I’ve seen this new Star Wars book advertised a couple different ways. First, I saw it called the first book in the new approved timeline, so it’s considered canon and not part of the Expanded Universe now packaged as “Legends.” Second, I think it was originally meant to be the third book in the “Empire and Rebellion” trilogy, which would make sense since all that was missing was the Luke book. But again, if this is now approved canon and the other two books are not, then it’s NOT part of that series. (But I still think it fits perfectly well with it.)

Heir to the Jedi Front Cover (Lucas Books/Random House)

Heir to the Jedi Front Cover (LucasBooks/Random House)

THE PLOT: After the destruction of the (first) Death Star, Luke is sent on a mission to extract a cryptographer from Imperial control.

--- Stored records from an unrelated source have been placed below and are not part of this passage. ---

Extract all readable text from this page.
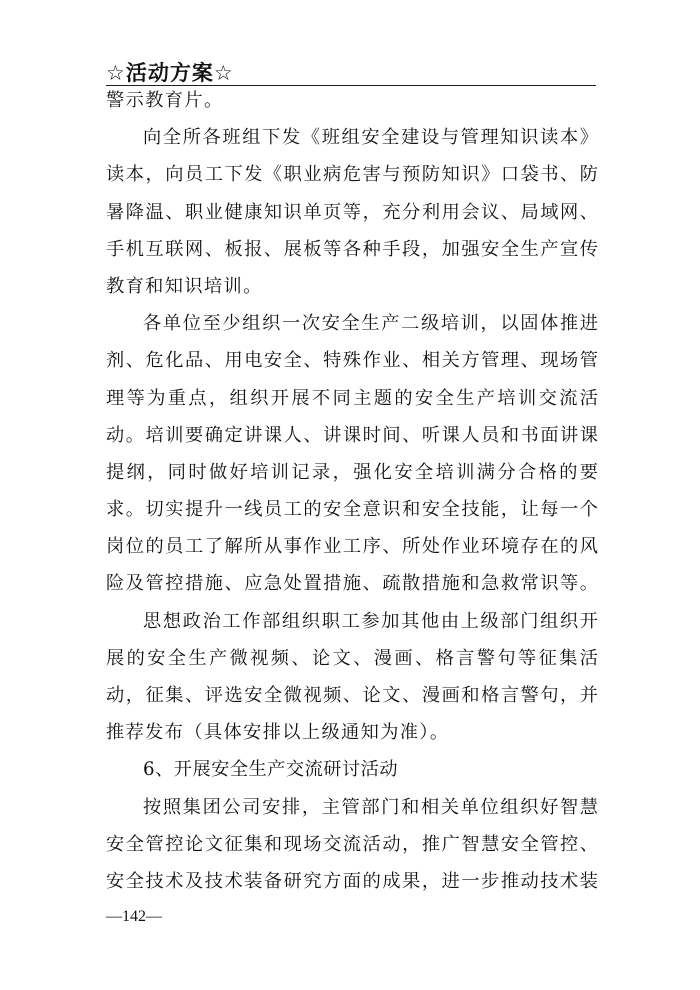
☆活动方案☆
警示教育片。
向全所各班组下发《班组安全建设与管理知识读本》
读本，向员工下发《职业病危害与预防知识》口袋书、防
暑降温、职业健康知识单页等，充分利用会议、局域网、
手机互联网、板报、展板等各种手段，加强安全生产宣传
教育和知识培训。
各单位至少组织一次安全生产二级培训，以固体推进
剂、危化品、用电安全、特殊作业、相关方管理、现场管
理等为重点，组织开展不同主题的安全生产培训交流活
动。培训要确定讲课人、讲课时间、听课人员和书面讲课
提纲，同时做好培训记录，强化安全培训满分合格的要
求。切实提升一线员工的安全意识和安全技能，让每一个
岗位的员工了解所从事作业工序、所处作业环境存在的风
险及管控措施、应急处置措施、疏散措施和急救常识等。
思想政治工作部组织职工参加其他由上级部门组织开
展的安全生产微视频、论文、漫画、格言警句等征集活
动，征集、评选安全微视频、论文、漫画和格言警句，并
推荐发布（具体安排以上级通知为准）。
6、开展安全生产交流研讨活动
按照集团公司安排，主管部门和相关单位组织好智慧
安全管控论文征集和现场交流活动，推广智慧安全管控、
安全技术及技术装备研究方面的成果，进一步推动技术装
—142—
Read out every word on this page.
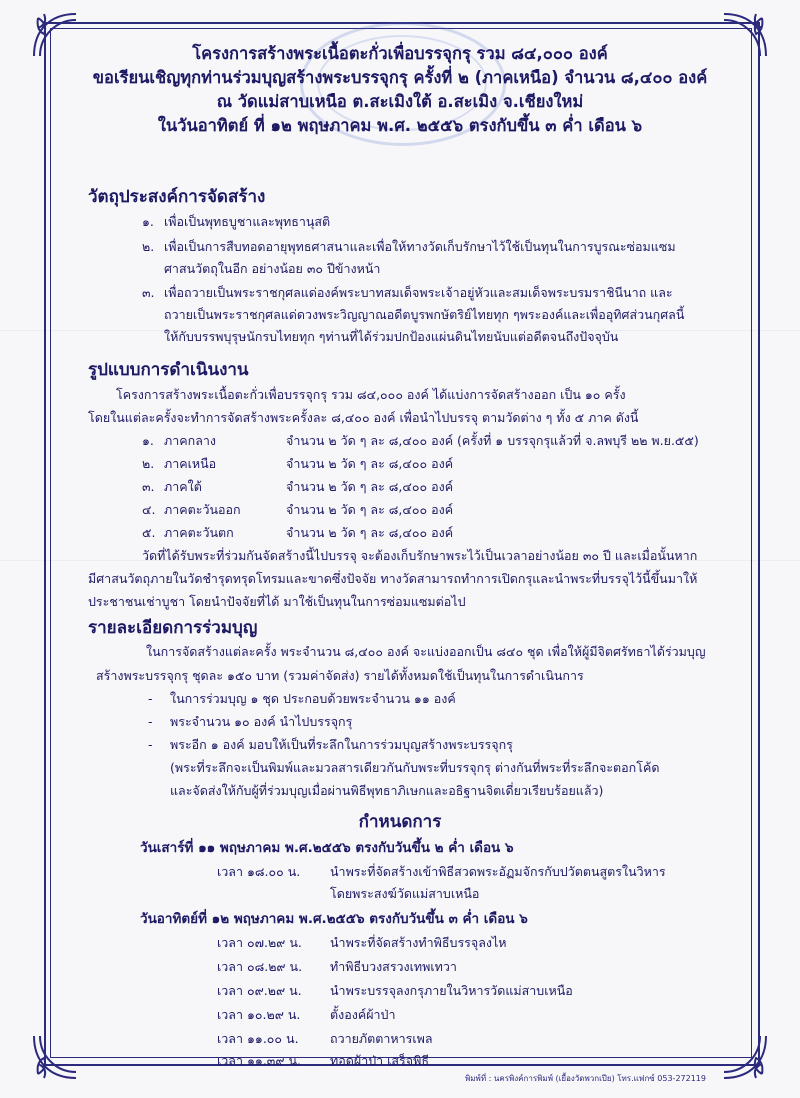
โครงการสร้างพระเนื้อตะกั่วเพื่อบรรจุกรุ รวม ๘๔,๐๐๐ องค์
ขอเรียนเชิญทุกท่านร่วมบุญสร้างพระบรรจุกรุ ครั้งที่ ๒ (ภาคเหนือ) จำนวน ๘,๔๐๐ องค์
ณ วัดแม่สาบเหนือ ต.สะเมิงใต้ อ.สะเมิง จ.เชียงใหม่
ในวันอาทิตย์ ที่ ๑๒ พฤษภาคม พ.ศ. ๒๕๕๖ ตรงกับขึ้น ๓ ค่ำ เดือน ๖
วัตถุประสงค์การจัดสร้าง
๑. เพื่อเป็นพุทธบูชาและพุทธานุสติ
๒. เพื่อเป็นการสืบทอดอายุพุทธศาสนาและเพื่อให้ทางวัดเก็บรักษาไว้ใช้เป็นทุนในการบูรณะซ่อมแซม
ศาสนวัตถุในอีก อย่างน้อย ๓๐ ปีข้างหน้า
๓. เพื่อถวายเป็นพระราชกุศลแด่องค์พระบาทสมเด็จพระเจ้าอยู่หัวและสมเด็จพระบรมราชินีนาถ และ
ถวายเป็นพระราชกุศลแด่ดวงพระวิญญาณอดีตบูรพกษัตริย์ไทยทุก ๆพระองค์และเพื่ออุทิศส่วนกุศลนี้
ให้กับบรรพบุรุษนักรบไทยทุก ๆท่านที่ได้ร่วมปกป้องแผ่นดินไทยนับแต่อดีตจนถึงปัจจุบัน
รูปแบบการดำเนินงาน
โครงการสร้างพระเนื้อตะกั่วเพื่อบรรจุกรุ รวม ๘๔,๐๐๐ องค์ ได้แบ่งการจัดสร้างออก เป็น ๑๐ ครั้ง
โดยในแต่ละครั้งจะทำการจัดสร้างพระครั้งละ ๘,๔๐๐ องค์ เพื่อนำไปบรรจุ ตามวัดต่าง ๆ ทั้ง ๕ ภาค ดังนี้
๑. ภาคกลาง	จำนวน ๒ วัด ๆ ละ ๘,๔๐๐ องค์ (ครั้งที่ ๑ บรรจุกรุแล้วที่ จ.ลพบุรี ๒๒ พ.ย.๕๕)
๒. ภาคเหนือ	จำนวน ๒ วัด ๆ ละ ๘,๔๐๐ องค์
๓. ภาคใต้	จำนวน ๒ วัด ๆ ละ ๘,๔๐๐ องค์
๔. ภาคตะวันออก	จำนวน ๒ วัด ๆ ละ ๘,๔๐๐ องค์
๕. ภาคตะวันตก	จำนวน ๒ วัด ๆ ละ ๘,๔๐๐ องค์
วัดที่ได้รับพระที่ร่วมกันจัดสร้างนี้ไปบรรจุ จะต้องเก็บรักษาพระไว้เป็นเวลาอย่างน้อย ๓๐ ปี และเมื่อนั้นหาก
มีศาสนวัตถุภายในวัดชำรุดทรุดโทรมและขาดซึ่งปัจจัย ทางวัดสามารถทำการเปิดกรุและนำพระที่บรรจุไว้นี้ขึ้นมาให้
ประชาชนเช่าบูชา โดยนำปัจจัยที่ได้ มาใช้เป็นทุนในการซ่อมแซมต่อไป
รายละเอียดการร่วมบุญ
ในการจัดสร้างแต่ละครั้ง พระจำนวน ๘,๔๐๐ องค์ จะแบ่งออกเป็น ๘๔๐ ชุด เพื่อให้ผู้มีจิตศรัทธาได้ร่วมบุญ
สร้างพระบรรจุกรุ ชุดละ ๑๕๐ บาท (รวมค่าจัดส่ง) รายได้ทั้งหมดใช้เป็นทุนในการดำเนินการ
- ในการร่วมบุญ ๑ ชุด ประกอบด้วยพระจำนวน ๑๑ องค์
- พระจำนวน ๑๐ องค์ นำไปบรรจุกรุ
- พระอีก ๑ องค์ มอบให้เป็นที่ระลึกในการร่วมบุญสร้างพระบรรจุกรุ
(พระที่ระลึกจะเป็นพิมพ์และมวลสารเดียวกันกับพระที่บรรจุกรุ ต่างกันที่พระที่ระลึกจะตอกโค้ด
และจัดส่งให้กับผู้ที่ร่วมบุญเมื่อผ่านพิธีพุทธาภิเษกและอธิฐานจิตเดี่ยวเรียบร้อยแล้ว)
กำหนดการ
วันเสาร์ที่ ๑๑ พฤษภาคม พ.ศ.๒๕๕๖ ตรงกับวันขึ้น ๒ ค่ำ เดือน ๖
เวลา ๑๘.๐๐ น. นำพระที่จัดสร้างเข้าพิธีสวดพระอัฏมจักรกับปวัตตนสูตรในวิหาร
โดยพระสงฆ์วัดแม่สาบเหนือ
วันอาทิตย์ที่ ๑๒ พฤษภาคม พ.ศ.๒๕๕๖ ตรงกับวันขึ้น ๓ ค่ำ เดือน ๖
เวลา ๐๗.๒๙ น. นำพระที่จัดสร้างทำพิธีบรรจุลงไห
เวลา ๐๘.๒๙ น. ทำพิธีบวงสรวงเทพเทวา
เวลา ๐๙.๒๙ น. นำพระบรรจุลงกรุภายในวิหารวัดแม่สาบเหนือ
เวลา ๑๐.๒๙ น. ตั้งองค์ผ้าป่า
เวลา ๑๑.๐๐ น.	ถวายภัตตาหารเพล
เวลา ๑๑.๓๙ น. ทอดผ้าป่า เสร็จพิธี
พิมพ์ที่ : นครพิงค์การพิมพ์ (เยื้องวัดพวกเปีย) โทร.แฟกซ์ 053-272119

He’s got the use of a ship belonging to a new Rebel sympathizer named Nakari Kelen, but first they need some upgrades. Money is scarce, so they do a job for Nakari’s father, who owns Kelen Biolabs. The cryptographer, Drusil, who speaks mostly in math, is desperate to be reunited safely with her family. In between dodging Imperials and bounty hunters, Luke makes some time for romance with Nakari and dabbling with control of the Force.

MY TWO CENTS: Like the official books in the “Empire and Rebellion” series, other standard Star Wars characters are scarce. You’ve got Luke and R2D2, and a couple of cameos by Leia and Admiral Ackbar. Han is completely absent, although mentioned. The book is told entirely in first person from Luke’s point of view, which both works and doesn’t work. What works? It helps us get into Luke’s mind as he begins to try to figure out what a Jedi can and can’t do. It also helps in those awkward moments where Luke acts like a naive farm boy. When doesn’t it work? Well, for one thing, Luke overall comes across as more sophisticated and verbose in his thoughts than you’d expect him to at this point. He hasn’t been off Tatooine that long. He seems remarkably well-spoken in is own thoughts; less so when talking to Nakari.

Another thing that seemed off: the romance with Nakari. I don’t know if there was just waaaay too much “ick” factor or if Disney just doesn’t want to go there, but…shouldn’t Luke be pretty infatuated with Leia at this point, between Star Wars and The Empire Strikes Back? There is a scene where he explains his feelings to Nakari, stating that although he’s interested in the Princess, she’s just out of his league. I’m not sure I buy that, since they’re at least best friends by Empire. It seems odd, off, but convenient.

What I loved most about this book was the part with the Skullborers. These are the type of aliens you don’t run into too often in the Star Wars universe…kind of like Alien aliens, absolutely terrifying. Despite knowing that Luke is going to live through it, there’s a lot of tension. Kudos to the author for that! Unfortunately, the Skullborers come fairly early on in the book, so the following games of hide-and-seek with the Empire seem less fun and a little dragged out.

BOTTOM LINE: An interesting read; worth it for the Skullborers scenes alone, but not my favorite Star Wars novel. I didn’t get invested in Nakari as much as I wanted to. It stayed pretty safe in not giving any additional info about Leia, Han, or even Ackbar in the new approved timeline.

TEACUP RATING: About three-and-a-half out of five teacups.

ON SALE DATE: Will be released March 3, 2015, in hardcover and ebook formats.

Note: Review is based on an ARC provided by the publisher via Netgalley in exchange for an honest review.